R, 92 min.
Director: Stacy Title
Writer: Dan Rosen
Starring: Cameron Diaz, Ron Eldard, Annabeth Gish, Jonathan Penner, Courtney B. Vance, Bill Paxton, Nora Dunn, Ron Perlman, Charles Durning, Mark Harmon, Jason Alexander, Rachel Chagall
“The Last Supper” is a little indie black comedy that slid in under the radar in the mid-90s, which is surprising because much of its cast was in the process of quickly climbing the rungs of fame. It is not some religious representation, as some might gather from its title. It’s more like an episode of “The Outer Limits” for the politico mindset.
The movie is about some post grads living the sort of commune type of lifestyle that a career of being a student encourages, spewing their thoughts about the world’s injustices but never really doing anything about them until one evening when one of them is given a ride home after his car breaks down. The guy who brings him turns out to have some pretty extreme views on the world that border on fascism. One thing leads to another and an altercation leads to the man’s accidental death. Then these liberals get it into their heads that this is how they might actually be able to do something about the social injustices they perceive in the world, and soon they have a yard full of bodies.

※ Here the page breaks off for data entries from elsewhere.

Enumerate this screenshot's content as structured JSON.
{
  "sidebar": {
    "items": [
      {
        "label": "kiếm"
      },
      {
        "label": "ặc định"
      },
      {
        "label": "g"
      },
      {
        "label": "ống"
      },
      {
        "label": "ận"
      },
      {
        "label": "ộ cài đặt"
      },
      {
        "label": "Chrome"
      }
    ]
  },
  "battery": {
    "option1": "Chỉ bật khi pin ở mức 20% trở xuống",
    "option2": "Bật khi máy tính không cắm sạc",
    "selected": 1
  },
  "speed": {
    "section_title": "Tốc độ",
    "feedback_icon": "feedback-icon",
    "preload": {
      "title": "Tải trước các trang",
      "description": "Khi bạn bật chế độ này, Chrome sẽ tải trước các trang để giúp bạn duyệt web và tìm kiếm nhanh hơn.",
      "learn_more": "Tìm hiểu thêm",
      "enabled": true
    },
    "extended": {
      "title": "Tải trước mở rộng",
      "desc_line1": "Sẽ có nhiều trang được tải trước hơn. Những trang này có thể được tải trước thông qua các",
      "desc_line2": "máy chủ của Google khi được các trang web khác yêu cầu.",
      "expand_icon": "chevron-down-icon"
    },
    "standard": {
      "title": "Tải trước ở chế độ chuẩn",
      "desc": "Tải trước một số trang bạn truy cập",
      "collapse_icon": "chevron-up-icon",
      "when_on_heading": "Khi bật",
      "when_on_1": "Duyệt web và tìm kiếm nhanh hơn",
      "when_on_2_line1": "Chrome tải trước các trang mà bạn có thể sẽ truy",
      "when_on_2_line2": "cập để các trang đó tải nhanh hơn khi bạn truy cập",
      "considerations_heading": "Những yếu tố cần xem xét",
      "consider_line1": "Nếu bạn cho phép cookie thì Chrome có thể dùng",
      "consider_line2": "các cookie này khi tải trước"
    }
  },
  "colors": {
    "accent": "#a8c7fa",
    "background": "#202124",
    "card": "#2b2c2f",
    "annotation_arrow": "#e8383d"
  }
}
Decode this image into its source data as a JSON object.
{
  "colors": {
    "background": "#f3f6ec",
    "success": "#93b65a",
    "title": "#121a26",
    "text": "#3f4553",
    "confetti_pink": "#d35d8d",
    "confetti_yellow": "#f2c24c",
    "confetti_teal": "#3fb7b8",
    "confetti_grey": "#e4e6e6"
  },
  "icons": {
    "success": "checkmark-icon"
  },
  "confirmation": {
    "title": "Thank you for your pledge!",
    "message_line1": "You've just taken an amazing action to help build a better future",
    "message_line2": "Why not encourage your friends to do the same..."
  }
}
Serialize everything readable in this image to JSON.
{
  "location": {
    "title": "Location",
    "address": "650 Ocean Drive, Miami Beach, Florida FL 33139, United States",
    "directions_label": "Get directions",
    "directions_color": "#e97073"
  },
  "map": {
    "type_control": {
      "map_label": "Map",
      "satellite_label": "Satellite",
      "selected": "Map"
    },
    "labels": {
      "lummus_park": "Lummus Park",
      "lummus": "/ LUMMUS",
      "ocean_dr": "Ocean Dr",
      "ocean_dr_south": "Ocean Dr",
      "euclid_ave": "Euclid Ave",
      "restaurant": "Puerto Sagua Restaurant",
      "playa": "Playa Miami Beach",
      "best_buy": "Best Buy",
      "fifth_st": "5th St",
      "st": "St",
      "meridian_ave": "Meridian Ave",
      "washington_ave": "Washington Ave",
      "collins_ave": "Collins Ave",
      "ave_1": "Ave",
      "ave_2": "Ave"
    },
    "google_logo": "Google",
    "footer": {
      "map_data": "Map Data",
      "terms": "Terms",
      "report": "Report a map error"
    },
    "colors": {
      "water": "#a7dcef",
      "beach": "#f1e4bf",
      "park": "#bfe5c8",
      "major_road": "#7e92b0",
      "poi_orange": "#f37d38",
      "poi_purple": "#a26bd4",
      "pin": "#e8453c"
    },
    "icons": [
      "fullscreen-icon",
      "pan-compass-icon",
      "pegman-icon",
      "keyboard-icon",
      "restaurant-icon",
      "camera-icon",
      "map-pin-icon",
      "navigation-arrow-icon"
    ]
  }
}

The movie is clever in how it presents its ideas and sticks to their premise of inviting people to dinner to give them a chance to show they aren’t totally unredeemable. It’s nice to see the liberals loose their way for once. Eventually they’re considering killing people just because they aren’t well read. Ron Perlman plays a Rush Limbaugh type of pundit who becomes their ultimate goal for a dinner guest. When they finally do get him at their table he surprises them by presenting very reasonable arguments and viewpoints.